Richard Narcisse, Chan-Dayiva (Chanson du plongeur)


Il était une fois une cane, la cane Calandéric, qui pondait, pondait, pondait de gros œufs blancs. Elle pondait, pondait, pondait tant de gros œufs blancs que son nid était noir d'œufs blancs. Un jour Calandéric s'en va au marché. Pendant son absence, Malice le malin découvre son nid et vole un œuf, puis en vole neuf. Bouki, le glouton s'approche du nid et mange tous les œufs de la cane Calandéric.
De retour du marché, la cane Calandéric trouve son nid vide alors qu'elle l'avait laissé noir d'œufs blancs. Elle pique une colère bleue et s'écrie :
- Je vais me camper au bord de la rivière pour interroger tous ceux qui viendront s'y désaltérer. Parmi tous ces assoiffés je trouverai bien le voleur de mes œufs, car trop manger donne soif. Tiens, voilà un bœuf qui vient boire, suivi d'un cabri, d'un cochon, d'un caïman.

- Bœuf, Bœuf, Bœuf qu'as-tu donc mangé pour avoir si soif ?
- MeuhhhhhMeuhhhhMeuhhh, des peaux de bananes !
- Cabri,Cabri,Cabri qu'as-tu donc mangé pour avoir si soif ?
- Bèbèbè, de l'herbe de Guinée !
- Cochon, Cochon, Cochon qu'as-tu donc mangé pour avoir si soif ?
- Grouingrouingrouin un gros tas de fatras, de détritus !
- Caïman, Caïman, Caïman qu'as-tu donc mangé pour avoir si soif ?
- Fuitfuitfuit deux ou trois petites mouches !
- Tiens voilà Malice le malin, suivi de Bouki le glouton, qui viennent boire eux-aussi. Malice, Malice, Malice qu'as-tu donc mangé pour avoir si soif ?
- Wouch wouch wouch du hareng saur, madame !
- Bouki, Bouki , Bouki qu'as-tu donc mangé pour avoir si soif ?
- Wololoy, j'ai mangé tes œufs, Calandéric !

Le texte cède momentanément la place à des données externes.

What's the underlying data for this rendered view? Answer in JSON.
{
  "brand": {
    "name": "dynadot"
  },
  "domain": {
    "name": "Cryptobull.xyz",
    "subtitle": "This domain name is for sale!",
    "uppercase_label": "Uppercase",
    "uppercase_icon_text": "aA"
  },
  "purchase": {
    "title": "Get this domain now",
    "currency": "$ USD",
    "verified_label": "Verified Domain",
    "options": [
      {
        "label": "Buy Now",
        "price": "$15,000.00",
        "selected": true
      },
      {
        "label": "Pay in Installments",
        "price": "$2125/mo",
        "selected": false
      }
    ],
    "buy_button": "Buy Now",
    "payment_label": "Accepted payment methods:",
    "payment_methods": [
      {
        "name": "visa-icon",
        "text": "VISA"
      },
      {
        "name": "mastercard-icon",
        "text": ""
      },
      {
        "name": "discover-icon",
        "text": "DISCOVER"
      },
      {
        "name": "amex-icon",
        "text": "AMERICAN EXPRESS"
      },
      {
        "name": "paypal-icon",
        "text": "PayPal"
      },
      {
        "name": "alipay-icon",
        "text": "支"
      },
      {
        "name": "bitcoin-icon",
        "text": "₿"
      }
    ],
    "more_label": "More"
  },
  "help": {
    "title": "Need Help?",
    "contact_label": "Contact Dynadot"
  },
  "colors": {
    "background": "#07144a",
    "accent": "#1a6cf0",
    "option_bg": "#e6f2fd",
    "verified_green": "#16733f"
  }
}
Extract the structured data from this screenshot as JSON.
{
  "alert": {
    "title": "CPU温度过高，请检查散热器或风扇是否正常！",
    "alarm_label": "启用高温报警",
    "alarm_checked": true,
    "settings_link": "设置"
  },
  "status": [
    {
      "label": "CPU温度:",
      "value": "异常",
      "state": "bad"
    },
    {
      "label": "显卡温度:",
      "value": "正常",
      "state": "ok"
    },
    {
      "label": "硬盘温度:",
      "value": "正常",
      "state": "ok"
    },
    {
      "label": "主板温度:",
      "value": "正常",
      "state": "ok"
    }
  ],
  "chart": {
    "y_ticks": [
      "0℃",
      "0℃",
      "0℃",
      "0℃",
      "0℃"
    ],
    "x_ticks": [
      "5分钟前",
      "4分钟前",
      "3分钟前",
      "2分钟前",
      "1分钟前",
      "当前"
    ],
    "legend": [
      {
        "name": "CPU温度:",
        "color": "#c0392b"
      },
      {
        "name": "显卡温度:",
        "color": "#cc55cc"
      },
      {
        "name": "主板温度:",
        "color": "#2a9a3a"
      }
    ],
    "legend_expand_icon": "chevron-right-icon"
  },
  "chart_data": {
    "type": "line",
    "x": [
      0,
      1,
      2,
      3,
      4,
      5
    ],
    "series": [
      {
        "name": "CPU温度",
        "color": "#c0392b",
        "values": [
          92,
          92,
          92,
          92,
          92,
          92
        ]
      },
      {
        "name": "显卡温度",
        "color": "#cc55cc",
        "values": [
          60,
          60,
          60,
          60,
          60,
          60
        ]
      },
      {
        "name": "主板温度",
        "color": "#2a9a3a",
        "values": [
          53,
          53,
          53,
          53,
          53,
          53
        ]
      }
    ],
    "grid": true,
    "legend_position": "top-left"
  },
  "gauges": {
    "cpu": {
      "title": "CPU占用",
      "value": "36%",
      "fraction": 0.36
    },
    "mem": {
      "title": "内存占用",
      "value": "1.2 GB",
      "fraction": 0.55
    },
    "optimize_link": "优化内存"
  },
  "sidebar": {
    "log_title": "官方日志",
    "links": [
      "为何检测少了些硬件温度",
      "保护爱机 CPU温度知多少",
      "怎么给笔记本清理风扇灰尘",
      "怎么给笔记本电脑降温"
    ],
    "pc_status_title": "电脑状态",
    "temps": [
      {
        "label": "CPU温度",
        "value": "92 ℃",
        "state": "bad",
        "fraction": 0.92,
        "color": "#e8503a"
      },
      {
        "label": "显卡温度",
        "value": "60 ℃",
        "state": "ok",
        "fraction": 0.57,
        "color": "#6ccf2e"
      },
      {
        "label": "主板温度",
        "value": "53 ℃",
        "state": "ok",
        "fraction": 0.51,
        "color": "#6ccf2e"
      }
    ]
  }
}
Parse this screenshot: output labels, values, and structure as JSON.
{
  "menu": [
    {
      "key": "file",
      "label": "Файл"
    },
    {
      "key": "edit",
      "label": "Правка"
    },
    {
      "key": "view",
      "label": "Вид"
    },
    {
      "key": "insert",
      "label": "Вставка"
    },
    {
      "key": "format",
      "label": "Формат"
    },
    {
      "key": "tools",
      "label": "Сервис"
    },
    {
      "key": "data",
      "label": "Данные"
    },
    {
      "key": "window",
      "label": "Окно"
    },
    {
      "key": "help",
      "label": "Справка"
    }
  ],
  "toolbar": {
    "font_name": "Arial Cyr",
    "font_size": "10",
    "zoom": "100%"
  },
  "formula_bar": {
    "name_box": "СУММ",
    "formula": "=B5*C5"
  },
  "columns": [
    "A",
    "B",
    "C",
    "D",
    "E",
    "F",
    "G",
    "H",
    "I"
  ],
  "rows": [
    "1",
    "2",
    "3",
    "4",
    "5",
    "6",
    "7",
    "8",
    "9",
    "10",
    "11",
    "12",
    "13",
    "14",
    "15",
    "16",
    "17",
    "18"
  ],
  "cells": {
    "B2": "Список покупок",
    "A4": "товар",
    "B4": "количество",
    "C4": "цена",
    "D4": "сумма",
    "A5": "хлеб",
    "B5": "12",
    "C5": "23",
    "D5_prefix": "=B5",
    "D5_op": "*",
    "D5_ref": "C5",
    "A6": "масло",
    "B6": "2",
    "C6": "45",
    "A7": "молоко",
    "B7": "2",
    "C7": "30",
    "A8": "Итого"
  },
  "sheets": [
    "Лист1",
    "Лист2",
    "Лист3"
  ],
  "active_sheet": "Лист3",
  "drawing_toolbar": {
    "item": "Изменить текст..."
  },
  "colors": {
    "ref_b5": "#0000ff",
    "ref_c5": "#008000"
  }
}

Lorsque la cane Calandéric entend ce que lui répond Bouki elle se jette sur lui et le cogne et le frappe avec son bec, elle cogne, elle frappe tant et tant et tant et tant de fois que Bouki meurt sous ses coups de becs, pour la première fois. Oui, pour la première fois, parce que la gloutonnerie ne meurt jamais longtemps. 
...
Mimi Barthélemy, Les oeufs de la cane Calandéric


(cliquez sur les images pour les agrandir)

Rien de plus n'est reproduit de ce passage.